At the back of the file were surveillance photos of her father: at his office he’d rented in Lakehaven while he worked on his new venture, leaving his office, leaving his home. One of the photos was of Brent and Jane out shopping, judging from a department store bag that Jane was carrying. Her hair was long then;
she only wore it chopped short after the accident. She did not look happy, but disappointed, and Brent had an arm around her, trying to talk to her. Jane was leaning away from him. She was being awful to her dad, typical teenager stuff, and she didn’t even remember why, but she felt as though she’d just been stabbed in the chest. Franklin had followed them. And then later, investigated her.
The next sheet jolted her. A photo sheet of pictures, taken in rapid sequence. She and her dad…and Adam Kessler, sitting on the patio of a favorite Tex-Mex restaurant, having lunch. Laughing. Dad joking, Adam smiling politely. Jane excused herself. Adam and Dad still talking.
Adam handing something to Dad. Dad nodding and putting it in his pocket. Jane returning to the table, unaware.
What was this? She checked the dates written on the back of the pictures. A few weeks before Dad died.
There were other photo sheets. Her father traveling, going into his business, coming home, dinners out with Mom. Laurel looking worried, tired, holding her father’s hand, leaning toward him. And looking unhappy. Her father looked tired.

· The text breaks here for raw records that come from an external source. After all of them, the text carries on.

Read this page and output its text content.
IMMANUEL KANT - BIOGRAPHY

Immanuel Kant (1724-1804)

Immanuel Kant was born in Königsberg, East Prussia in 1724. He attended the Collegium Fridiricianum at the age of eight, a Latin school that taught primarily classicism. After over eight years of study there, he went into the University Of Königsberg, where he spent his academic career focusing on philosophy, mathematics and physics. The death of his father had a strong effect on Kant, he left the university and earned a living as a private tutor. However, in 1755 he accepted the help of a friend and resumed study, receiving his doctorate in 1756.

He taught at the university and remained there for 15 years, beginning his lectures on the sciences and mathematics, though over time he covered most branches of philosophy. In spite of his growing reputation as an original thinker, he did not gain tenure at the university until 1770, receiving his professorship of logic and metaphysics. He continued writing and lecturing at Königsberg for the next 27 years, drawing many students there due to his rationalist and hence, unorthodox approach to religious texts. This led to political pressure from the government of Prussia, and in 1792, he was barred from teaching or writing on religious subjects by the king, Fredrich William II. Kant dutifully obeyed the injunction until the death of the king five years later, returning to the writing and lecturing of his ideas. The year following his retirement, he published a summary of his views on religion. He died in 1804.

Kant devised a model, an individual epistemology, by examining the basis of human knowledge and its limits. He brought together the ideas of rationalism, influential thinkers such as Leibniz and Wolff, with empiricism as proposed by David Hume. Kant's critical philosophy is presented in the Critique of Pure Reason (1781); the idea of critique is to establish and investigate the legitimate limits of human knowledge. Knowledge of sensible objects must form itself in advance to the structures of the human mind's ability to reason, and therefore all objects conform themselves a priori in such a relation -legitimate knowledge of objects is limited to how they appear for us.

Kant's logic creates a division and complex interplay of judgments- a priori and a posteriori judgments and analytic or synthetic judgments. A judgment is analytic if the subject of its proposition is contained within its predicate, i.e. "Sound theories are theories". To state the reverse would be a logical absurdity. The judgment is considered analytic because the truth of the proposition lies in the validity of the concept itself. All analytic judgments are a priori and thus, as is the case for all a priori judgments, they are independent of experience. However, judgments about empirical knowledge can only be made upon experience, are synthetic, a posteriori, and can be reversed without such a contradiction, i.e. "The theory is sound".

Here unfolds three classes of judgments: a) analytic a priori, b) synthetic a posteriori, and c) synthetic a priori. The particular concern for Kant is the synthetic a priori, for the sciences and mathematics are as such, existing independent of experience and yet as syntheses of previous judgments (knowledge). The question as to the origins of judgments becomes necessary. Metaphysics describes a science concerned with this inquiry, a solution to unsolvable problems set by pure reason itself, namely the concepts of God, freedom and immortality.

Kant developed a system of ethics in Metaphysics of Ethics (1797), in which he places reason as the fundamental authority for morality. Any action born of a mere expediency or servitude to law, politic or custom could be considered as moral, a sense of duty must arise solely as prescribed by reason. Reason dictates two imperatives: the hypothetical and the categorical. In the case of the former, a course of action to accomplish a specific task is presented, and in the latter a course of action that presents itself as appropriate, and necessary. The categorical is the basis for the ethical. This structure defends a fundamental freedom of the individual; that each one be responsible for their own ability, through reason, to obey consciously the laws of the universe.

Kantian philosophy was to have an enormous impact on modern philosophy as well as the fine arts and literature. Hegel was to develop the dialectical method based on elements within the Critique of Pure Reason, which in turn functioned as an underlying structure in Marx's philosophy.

“You’re too big for the swing,” a small voice behind Jane said. She turned and saw a little girl frowning at her. “It’s for kids.”
“I guess you’re right.” Jane stood up and she walked to the park bench and sat back down. The little girl watched her, as if surprised that Jane had moved. She took the swing that Jane had vacated, empty now like all the rest, and knelt on the seat, moving gently in rhythm.
Nothing in her life seemed to be what she thought. She put away the perplexing file on her father and opened the file on David.
It was much more detailed than the file she’d found in her mom’s file cabinet. She supposed that one was shared with her mother’s attorney, and this was the one produced for the Halls’ lawyer, Kip Evander.
There were photos, reports, and interviews with Amari (she who passed the note to Jane in class and then texted Kamala at Happy Taco), Trevor, Kamala, and others who’d had contact with her and David in the course of the evening. The time line was nearly the same as hers, with one additional fact: that Kamala had called the Halls earlier in the evening and spoken with Cal Hall. Nothing was noted as to the content of that conversation.